Another Kind of Eden (Holland Family Saga 3)
Page 79
“What about them?”
“They’re black sockets. They’re not eyes.” I slowly accelerated. Ahead of us, lightning forked into the top of a mountain that penetrated the clouds. “I think he’s the man called Bible-thumping Bob. I also think that’s not his real name.”
She peered into the whiteness of the snow swirling at us. “He’s gone. How could anyone survive out here by himself?”
“Does he look like somebody you used to know?”
“Don’t do this to me, Aaron.”
“Tell the truth. Stop denying what we’re seeing.”
“I know the difference between the dead and the living. My father is dead.”
“What was your father’s first name?”
“Robert,” she said, her mouth a tight line. “It was Robert.”
“There’s no possibility that’s your dad?”
“I looked for him two years. Robert McDuffy is dead.”
“I’ve talked with him, Jo.”
She stared straight ahead, her brow furrowed. “I think this man is here to see you, not me, Aaron. Maybe it has to do with your friend who died in Korea.”
“Saber was MIA.”
“That’s what I mean,” she said. “Your friend is dead. He’s not coming back. And neither is my father.”
A bolt of lightning struck a huge tree not over thirty yards from us, splitting the trunk in a clean V all the way to the roots, turning every leaf on every branch into a tiny flame. I would have sworn I saw Moon Child standing by the tree, her face as expressionless as bread dough, her bangs and eyes jet black.
“What did you just see?” Jo Ann asked.
“Nothing,” I said. “There’s nothing out there. Shadows play tricks on you.”
“Aaron?”
“What?”
“I can’t say this.”
“Can’t say what?”
“Do you think this is hell?”
* * *
I WAS GUESSING AT the destination of Stoney and Jimmy Doyle and their friends. My friend at the Sally had mentioned Cordova Pass and the Sangre de Cristos, both in alpine country filled with peaks over eleven thousand feet high. The road I chose had no signs, no campgrounds, not even a Forest Service lookout tower. The road was six inches deep with mud and in some places eroded away, particularly on corners that overlooked thick stands of fir trees two hundred feet straight down. The only gifts the road offered were the deep, swerving tire marks of a very heavy, very large vehicle such as a school bus, and a four-foot-broad ornamental wood star that may have fallen off its roof.

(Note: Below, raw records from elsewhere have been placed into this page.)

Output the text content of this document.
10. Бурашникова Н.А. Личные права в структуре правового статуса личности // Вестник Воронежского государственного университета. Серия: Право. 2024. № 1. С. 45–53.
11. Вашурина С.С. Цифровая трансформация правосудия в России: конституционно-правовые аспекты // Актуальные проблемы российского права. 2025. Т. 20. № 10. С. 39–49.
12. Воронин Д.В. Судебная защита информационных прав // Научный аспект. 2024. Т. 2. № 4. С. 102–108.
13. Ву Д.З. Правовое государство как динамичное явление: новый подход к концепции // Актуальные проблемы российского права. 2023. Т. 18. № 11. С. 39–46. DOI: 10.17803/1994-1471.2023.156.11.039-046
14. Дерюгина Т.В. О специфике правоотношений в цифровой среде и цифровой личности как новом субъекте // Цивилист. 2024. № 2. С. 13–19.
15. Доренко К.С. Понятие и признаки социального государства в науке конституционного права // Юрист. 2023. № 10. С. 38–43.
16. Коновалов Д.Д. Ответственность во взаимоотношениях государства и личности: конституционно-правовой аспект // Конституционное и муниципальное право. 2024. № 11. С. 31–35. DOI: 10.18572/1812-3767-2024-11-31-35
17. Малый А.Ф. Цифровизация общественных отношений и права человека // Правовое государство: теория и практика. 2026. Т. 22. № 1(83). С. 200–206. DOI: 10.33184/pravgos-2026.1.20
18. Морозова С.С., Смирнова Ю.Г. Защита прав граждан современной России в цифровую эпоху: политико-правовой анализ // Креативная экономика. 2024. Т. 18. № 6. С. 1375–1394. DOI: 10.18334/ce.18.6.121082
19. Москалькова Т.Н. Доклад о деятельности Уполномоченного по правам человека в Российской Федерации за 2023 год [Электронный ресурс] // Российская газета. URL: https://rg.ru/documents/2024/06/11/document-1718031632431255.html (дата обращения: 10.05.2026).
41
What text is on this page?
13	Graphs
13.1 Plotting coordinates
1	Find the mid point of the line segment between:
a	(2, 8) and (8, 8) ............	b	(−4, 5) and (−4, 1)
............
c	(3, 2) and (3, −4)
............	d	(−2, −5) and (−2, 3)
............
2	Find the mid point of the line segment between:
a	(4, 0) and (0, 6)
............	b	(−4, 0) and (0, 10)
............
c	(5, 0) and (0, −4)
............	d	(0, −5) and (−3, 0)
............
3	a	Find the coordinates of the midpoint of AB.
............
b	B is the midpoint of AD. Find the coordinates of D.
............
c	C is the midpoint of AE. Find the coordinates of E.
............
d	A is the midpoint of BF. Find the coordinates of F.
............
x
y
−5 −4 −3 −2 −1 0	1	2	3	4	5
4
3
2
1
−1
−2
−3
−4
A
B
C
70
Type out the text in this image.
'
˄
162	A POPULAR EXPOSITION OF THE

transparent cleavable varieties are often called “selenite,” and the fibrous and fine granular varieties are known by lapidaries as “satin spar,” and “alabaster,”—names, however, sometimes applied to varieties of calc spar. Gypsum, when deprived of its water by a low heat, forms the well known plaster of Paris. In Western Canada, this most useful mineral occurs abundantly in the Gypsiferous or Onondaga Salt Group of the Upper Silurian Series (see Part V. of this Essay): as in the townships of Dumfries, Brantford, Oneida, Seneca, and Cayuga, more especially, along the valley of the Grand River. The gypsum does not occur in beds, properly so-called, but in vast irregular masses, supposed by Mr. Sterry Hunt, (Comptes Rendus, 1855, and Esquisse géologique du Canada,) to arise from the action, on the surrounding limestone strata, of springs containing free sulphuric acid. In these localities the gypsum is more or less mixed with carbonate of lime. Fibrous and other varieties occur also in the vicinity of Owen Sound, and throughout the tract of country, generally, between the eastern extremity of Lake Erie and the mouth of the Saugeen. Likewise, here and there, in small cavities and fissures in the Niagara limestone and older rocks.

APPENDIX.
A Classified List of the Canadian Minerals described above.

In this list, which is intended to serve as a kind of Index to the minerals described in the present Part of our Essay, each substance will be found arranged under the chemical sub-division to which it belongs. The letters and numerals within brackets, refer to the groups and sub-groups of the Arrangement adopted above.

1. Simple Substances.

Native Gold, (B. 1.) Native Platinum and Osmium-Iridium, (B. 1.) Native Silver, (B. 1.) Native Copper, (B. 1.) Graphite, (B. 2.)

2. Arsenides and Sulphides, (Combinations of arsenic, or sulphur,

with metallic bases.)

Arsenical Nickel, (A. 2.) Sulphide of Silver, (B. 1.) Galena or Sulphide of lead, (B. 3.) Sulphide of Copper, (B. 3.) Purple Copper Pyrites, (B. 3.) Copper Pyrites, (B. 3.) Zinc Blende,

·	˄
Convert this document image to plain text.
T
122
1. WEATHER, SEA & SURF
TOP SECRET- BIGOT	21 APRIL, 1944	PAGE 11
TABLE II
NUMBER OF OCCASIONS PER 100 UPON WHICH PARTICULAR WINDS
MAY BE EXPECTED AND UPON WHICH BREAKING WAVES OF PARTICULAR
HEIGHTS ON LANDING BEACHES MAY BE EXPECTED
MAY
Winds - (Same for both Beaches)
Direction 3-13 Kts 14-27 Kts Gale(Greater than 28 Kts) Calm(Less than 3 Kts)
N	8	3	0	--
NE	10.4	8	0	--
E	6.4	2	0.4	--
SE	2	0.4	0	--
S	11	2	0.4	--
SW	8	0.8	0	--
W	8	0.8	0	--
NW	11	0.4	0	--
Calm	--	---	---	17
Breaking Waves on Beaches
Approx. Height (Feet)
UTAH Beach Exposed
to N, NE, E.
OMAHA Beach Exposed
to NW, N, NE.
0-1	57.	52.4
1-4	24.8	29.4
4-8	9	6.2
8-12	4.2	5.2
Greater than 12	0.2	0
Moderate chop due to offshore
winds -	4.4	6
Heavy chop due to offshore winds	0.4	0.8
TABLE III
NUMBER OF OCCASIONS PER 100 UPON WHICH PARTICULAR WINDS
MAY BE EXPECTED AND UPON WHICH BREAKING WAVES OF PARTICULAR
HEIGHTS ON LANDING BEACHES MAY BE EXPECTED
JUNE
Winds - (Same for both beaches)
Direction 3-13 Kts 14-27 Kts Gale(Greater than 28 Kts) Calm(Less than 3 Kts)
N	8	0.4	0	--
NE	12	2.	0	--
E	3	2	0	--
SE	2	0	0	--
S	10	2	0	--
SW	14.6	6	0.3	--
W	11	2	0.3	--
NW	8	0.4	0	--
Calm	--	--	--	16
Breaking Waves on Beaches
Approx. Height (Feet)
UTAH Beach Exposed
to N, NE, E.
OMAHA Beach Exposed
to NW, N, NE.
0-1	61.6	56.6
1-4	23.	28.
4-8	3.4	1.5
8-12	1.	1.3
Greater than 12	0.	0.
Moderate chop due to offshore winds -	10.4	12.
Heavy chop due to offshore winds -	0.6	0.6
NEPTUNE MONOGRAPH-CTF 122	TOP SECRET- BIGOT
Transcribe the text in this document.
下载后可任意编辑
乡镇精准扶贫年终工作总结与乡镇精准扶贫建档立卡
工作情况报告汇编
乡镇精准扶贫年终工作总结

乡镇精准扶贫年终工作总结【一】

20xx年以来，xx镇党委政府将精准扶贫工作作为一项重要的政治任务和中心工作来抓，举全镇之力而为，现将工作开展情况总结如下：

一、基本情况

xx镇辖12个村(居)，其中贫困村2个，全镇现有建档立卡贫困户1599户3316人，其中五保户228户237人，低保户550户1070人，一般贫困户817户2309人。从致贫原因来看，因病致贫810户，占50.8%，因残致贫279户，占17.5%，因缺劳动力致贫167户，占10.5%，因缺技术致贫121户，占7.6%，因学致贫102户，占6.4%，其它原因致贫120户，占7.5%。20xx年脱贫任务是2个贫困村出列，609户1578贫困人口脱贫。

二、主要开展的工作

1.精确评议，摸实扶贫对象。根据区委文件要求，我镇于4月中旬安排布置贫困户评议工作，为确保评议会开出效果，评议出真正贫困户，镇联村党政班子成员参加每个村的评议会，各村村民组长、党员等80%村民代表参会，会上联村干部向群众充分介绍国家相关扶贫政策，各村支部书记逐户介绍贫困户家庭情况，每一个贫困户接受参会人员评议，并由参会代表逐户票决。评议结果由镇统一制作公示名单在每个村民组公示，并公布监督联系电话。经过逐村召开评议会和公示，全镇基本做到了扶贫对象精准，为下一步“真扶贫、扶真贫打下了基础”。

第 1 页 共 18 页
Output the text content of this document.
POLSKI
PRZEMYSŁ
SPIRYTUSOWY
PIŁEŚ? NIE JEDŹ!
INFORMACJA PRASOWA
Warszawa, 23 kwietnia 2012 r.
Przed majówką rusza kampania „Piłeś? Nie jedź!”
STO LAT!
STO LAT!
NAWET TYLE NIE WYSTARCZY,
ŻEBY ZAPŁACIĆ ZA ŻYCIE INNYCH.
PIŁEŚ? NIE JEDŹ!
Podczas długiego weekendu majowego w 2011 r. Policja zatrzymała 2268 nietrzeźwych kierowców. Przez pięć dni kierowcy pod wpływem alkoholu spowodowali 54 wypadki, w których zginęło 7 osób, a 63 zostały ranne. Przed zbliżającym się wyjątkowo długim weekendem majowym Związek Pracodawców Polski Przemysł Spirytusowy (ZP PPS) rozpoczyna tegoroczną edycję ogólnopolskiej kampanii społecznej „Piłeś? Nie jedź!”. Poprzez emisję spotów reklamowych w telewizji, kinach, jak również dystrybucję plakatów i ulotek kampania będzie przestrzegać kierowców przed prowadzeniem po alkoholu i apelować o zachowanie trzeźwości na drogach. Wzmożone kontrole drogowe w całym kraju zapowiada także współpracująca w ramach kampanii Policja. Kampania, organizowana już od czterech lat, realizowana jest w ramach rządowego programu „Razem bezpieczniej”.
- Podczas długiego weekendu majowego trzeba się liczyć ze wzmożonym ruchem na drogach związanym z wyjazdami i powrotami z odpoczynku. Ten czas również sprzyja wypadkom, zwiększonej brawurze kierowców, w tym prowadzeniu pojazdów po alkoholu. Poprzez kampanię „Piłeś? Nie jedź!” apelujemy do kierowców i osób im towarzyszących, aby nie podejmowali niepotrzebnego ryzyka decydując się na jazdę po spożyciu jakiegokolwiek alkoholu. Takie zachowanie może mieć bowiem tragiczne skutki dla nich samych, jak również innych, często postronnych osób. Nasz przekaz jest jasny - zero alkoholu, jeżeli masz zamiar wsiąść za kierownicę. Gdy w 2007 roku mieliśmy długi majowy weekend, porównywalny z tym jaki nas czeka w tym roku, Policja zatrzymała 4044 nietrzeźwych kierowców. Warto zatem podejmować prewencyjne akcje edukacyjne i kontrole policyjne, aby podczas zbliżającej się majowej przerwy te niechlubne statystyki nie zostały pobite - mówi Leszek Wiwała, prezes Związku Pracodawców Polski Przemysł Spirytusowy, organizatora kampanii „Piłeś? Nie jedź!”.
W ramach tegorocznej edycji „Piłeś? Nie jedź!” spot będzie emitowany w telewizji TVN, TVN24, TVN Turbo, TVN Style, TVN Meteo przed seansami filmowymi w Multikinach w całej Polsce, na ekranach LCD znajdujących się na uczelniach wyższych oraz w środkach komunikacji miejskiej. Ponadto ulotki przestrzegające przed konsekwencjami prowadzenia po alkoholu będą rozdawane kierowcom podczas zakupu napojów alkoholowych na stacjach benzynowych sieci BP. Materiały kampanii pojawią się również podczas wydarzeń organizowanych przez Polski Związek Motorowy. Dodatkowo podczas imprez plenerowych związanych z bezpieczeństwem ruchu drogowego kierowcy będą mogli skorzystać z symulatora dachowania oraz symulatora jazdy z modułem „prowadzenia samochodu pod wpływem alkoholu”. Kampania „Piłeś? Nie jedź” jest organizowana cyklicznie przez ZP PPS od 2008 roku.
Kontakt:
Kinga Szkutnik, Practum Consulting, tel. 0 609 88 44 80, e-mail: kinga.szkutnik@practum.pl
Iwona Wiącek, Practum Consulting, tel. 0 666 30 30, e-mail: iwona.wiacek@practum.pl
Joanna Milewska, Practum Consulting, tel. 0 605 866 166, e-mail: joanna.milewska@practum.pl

“Look at the snowbank between those two Ponderosas,” I said. “That’s the star my friend at the Sally was talking about. He said Marvin had a star like that tied on top of the bus. German farmers in the Midwest call it a hexe. They think it will bring them good luck. They evidently don’t know hexe in German means ‘witch.’?”
“Tell me what you saw when the lightning struck the tree.”
“Moon Child,” I replied.
“I saw her, too. I’ve never been this afraid. I’m just too tired to show it.”
We went over a rise and around a pile of broken rocks that had rolled down the hill. We kept going until we were above the storm, at an elevation where the road was dry and the stars visible through the clouds. The road ended at a box canyon, its walls high and sheer, a reddish-brown color more like river clay than rock, forming a natural amphitheater.